Europe

French Energy Giant Accused of Fueling Russian Bombers

A Russian gas field partly owned by France’s TotalEnergies is being used to produce fuel for bombers striking targets in Ukraine, Le Monde daily reported Wednesday.

“Le Monde was able to track the supply chain from the Termokarstovoye gas field in Siberia to two military airbases, each hosting a squadron of multirole aircraft,” the journalists wrote.

They added that “these squadrons are accused… of having struck Ukraine’s civilian population, including the bombing of the theatre in Mariupol” on March 16, where hundreds of people are believed to have died in what Amnesty International has described as a “war crime.”

TotalEnergies — formerly Total — owns 49 percent of Terneftegaz, the company that extracts gas from the Termokarstovoye field, according to its 2021 annual report.

The other 51 percent is held by Russian company Novatek, in which the French firm also holds a 19.4 percent stake.

Le Monde wrote that natural gas condensates — a liquid hydrocarbon recovered when extracting the gas itself — are sent by pipeline for processing at a Novatek plant in Purovsky.

They are then sent by rail for further refining into jet fuel in the southern Siberian city of Omsk.

Since early 2022 shipments from there have reached airbases near the Ukrainian border, the newspaper reported, citing data from financial information firm Refinitiv — the first such deliveries since 2017.

Beginning days before the war started in late February and through July, 42,700 tonnes of fuel were sent to the airbases at Morozovsk and Malshevo, the data showed.

“That’s enough to fill 3,400 Sukhoi Su-34 fuel tanks,” the investigative nonprofit Global Witness told Le Monde, referring to a particular model of Russian fighter-bomber.

While most global energy giants have quit operating in Russia since its invasion of Ukraine — often at great cost — TotalEnergies has said it will stop purchases of Russian oil by the end of 2022, but has proved reluctant to abandon its gas business there.

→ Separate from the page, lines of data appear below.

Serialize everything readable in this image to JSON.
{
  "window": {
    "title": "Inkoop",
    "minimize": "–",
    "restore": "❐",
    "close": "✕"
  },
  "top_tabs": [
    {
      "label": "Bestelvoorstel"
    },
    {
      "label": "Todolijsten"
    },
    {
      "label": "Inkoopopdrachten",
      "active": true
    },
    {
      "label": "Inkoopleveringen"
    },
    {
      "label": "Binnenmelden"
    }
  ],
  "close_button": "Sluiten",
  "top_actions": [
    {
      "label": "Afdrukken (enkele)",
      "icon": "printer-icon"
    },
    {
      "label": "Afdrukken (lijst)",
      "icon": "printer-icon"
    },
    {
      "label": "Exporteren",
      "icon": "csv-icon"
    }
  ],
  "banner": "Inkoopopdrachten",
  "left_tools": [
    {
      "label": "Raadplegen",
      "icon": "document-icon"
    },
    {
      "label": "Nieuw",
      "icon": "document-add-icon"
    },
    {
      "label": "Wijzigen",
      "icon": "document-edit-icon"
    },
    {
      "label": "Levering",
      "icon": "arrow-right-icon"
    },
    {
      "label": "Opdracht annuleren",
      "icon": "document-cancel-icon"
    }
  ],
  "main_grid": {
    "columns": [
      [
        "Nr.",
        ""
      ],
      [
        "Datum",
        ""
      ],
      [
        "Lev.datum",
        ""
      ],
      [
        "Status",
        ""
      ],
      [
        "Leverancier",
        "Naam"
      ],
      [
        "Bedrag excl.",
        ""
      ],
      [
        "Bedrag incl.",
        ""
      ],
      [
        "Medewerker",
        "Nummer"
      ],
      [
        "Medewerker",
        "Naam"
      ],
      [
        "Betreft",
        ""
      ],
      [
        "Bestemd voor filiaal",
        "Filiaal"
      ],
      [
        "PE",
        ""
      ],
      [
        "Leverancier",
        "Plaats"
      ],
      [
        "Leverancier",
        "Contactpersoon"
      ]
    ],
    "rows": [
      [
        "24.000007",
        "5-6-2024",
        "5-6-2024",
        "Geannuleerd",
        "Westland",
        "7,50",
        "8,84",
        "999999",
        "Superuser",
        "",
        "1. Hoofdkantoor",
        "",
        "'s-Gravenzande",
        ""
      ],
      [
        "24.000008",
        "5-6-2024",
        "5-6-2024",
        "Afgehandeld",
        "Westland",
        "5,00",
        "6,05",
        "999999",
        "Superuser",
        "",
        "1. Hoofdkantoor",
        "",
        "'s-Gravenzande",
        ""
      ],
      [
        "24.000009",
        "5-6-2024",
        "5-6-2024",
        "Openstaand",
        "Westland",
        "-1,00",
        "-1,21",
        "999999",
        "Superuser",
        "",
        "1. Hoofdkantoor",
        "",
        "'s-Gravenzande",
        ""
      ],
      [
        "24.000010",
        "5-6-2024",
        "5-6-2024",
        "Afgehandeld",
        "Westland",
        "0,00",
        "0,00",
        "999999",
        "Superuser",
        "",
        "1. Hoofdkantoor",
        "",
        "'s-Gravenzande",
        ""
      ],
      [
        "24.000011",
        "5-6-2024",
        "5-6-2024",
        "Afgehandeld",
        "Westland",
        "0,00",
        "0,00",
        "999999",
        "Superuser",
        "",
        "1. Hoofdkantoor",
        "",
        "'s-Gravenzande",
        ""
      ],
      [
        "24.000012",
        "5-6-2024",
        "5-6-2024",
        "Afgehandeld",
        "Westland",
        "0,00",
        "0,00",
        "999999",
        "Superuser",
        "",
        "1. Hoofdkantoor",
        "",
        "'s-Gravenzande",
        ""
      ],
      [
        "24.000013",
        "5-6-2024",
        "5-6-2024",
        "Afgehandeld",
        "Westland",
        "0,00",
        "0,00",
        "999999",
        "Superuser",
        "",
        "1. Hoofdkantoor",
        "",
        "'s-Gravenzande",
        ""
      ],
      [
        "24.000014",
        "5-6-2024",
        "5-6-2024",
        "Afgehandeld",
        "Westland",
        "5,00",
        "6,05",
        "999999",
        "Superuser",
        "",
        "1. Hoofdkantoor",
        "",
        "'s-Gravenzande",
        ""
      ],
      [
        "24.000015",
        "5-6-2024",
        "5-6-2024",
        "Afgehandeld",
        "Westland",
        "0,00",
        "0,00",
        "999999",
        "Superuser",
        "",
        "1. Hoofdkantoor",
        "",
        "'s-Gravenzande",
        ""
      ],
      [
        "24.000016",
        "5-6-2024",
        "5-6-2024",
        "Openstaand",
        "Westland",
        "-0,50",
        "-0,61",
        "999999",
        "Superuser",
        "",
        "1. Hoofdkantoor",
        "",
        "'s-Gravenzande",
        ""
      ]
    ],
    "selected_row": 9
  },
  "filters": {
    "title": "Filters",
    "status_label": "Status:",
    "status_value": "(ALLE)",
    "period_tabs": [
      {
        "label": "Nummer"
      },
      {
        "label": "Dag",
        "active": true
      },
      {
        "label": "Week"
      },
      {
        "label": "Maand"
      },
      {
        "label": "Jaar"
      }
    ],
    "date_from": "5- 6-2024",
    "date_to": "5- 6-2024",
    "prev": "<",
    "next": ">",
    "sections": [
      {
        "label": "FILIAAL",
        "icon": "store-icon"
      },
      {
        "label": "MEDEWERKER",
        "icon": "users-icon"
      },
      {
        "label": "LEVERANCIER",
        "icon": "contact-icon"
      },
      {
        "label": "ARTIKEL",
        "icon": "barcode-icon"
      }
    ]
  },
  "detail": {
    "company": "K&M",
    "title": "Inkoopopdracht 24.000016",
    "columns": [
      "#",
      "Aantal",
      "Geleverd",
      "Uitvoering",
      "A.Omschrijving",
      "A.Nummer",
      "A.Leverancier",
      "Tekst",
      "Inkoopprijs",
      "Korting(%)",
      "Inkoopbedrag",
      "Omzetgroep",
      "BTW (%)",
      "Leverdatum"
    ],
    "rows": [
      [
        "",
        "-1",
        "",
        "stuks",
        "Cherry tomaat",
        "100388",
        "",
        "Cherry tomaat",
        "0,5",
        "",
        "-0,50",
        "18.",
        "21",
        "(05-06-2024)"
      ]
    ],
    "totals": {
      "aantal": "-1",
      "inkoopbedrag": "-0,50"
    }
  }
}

Chief executive Patrick Pouyanne said in March that gas fields exploited by the company’s joint ventures “are going to operate whether I leave or not” and remain vital for supplying energy to Europe.

The company told Le Monde that it “does not operate the Terneftegaz facilities” and “has no role in decisions about how the natural gas condensates are used.”

But it did acknowledge that “depending on the type of decision” its 49 percent stake in the company did give it a say in some choices.